In recent years, excavations in Israel established that the Philistines had fine pottery, handsome architecture and cosmopolitan tastes. If anything, they were more refined than the shepherds and farmers in the nearby hills, the Israelites, who slandered them in biblical chapter and verse and rendered their name a synonym for boorish, uncultured people.
Archaeologists have now found that not only were Philistines cultured, they were also literate when they arrived, presumably from the region of the Aegean Sea, and settled the coast of ancient Palestine around 1200 BCE.
     At the ruins of a Philistine seaport at Ashkelon in Israel, excavators examined 19 ceramic pieces and determined that their painted inscriptions represent a form of writing. Some of the pots and storage jars were inscribed elsewhere, probably in Cyprus and Crete, and taken to Ashkelon by early settlers. Of special importance, one of the jars was made from local clay, meaning Philistine scribes were presumably at work in their new home.
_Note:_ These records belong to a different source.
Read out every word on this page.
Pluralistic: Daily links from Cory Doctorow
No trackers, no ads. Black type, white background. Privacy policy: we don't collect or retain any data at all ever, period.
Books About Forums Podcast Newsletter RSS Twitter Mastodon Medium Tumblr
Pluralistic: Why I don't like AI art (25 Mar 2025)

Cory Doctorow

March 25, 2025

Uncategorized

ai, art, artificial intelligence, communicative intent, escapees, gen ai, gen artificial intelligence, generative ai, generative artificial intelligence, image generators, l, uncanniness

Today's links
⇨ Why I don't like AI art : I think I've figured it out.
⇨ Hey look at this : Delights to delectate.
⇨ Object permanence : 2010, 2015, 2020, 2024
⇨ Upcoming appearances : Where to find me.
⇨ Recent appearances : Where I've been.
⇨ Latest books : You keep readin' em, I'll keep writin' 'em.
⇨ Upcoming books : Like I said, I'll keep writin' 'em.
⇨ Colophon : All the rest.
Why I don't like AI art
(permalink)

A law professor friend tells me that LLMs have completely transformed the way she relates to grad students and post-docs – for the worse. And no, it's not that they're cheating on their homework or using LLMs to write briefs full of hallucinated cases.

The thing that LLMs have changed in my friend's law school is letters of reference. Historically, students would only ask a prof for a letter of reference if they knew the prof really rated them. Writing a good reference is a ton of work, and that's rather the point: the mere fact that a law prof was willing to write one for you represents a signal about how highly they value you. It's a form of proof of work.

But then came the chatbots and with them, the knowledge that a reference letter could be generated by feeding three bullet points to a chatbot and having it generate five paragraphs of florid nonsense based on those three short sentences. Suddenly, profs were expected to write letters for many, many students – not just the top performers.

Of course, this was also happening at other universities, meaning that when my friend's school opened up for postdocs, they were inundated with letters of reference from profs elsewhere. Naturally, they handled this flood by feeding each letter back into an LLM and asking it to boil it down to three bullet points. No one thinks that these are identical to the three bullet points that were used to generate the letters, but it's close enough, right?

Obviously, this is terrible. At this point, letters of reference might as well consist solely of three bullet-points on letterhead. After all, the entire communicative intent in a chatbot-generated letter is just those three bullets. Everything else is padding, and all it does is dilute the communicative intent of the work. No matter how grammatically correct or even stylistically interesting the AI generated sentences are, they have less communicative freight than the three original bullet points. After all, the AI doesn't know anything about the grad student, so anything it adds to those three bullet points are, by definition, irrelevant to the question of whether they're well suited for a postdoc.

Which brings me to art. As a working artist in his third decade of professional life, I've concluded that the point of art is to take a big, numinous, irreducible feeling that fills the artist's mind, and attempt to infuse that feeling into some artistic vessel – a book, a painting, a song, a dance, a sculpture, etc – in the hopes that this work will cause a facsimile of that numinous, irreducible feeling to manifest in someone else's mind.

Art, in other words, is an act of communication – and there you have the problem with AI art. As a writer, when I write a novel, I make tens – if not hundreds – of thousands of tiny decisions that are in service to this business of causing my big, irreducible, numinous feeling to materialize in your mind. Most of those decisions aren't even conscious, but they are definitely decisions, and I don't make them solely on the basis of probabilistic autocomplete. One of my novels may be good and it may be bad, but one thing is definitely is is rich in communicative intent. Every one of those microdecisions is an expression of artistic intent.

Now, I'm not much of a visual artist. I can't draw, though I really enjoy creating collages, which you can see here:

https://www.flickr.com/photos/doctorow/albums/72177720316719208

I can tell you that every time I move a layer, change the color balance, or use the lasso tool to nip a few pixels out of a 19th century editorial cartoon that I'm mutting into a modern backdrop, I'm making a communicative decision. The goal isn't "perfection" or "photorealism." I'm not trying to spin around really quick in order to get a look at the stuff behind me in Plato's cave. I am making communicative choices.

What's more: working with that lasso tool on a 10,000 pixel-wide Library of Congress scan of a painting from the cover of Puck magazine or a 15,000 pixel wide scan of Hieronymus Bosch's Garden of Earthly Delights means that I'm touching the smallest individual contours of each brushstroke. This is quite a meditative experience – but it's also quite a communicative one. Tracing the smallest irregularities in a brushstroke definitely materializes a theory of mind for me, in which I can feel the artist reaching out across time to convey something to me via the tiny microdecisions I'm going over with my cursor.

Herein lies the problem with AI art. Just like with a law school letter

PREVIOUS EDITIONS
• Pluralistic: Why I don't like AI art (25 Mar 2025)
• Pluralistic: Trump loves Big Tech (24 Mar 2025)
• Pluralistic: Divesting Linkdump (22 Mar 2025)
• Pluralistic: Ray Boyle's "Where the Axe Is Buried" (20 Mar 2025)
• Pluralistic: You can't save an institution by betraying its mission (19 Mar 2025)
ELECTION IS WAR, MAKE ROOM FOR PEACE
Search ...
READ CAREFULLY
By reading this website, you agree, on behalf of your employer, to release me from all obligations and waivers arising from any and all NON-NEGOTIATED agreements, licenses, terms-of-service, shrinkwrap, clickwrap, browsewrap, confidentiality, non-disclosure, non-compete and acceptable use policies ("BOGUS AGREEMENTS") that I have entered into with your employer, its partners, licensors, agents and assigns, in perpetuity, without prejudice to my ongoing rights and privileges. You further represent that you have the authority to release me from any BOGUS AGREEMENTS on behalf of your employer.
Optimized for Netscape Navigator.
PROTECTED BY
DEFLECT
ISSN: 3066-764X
     The discovery is reported by two Harvard professors, Frank Moore Cross Jr. and Lawrence E. Stager. In the report, the two researchers said the inscriptions "reveal, for the first time, convincing evidence that the early Philistines of Ashkelon were able to read and write in a non-Semitic language, as yet undeciphered. Perhaps it is not too bold to propose," they wrote, "that the inscription is written in a form of Cypro-Minoan script utilized and modified by the Philistines — in short, that we are dealing with the Old Philistine script." Dr. Cross said the script had some characteristics of Linear A, the writing system used in the Aegean from 1650 BCE to 1450 BCE. This undeciphered script was supplanted by another, Linear B, which was identified with the Minoan civilization of Crete and was finally decoded in the mid-20th century.
     The two researchers and other scholars said it was not surprising that the Ashkelon inscriptions were in an Aegean type of writing. The biblical Philistines are assumed to have been a group of the mysterious Sea Peoples who probably originated in the Greek islands and migrated to several places on the far eastern shores of the Mediterranean.
     The locally made storage jar, bearing seven signs, was found several years ago buried under debris of a mudbrick building, which appeared to date to no later than 1000 BCE. After the 10th century, the Philistines borrowed their Israelite neighbors' Old Hebrew script and alphabet then evolving from Phoenician writing. By then, the Philistines and Israelites had been in such close contact that they appeared to have reached some degree of amity, though tradition never forgot Goliath as the bad Philistine.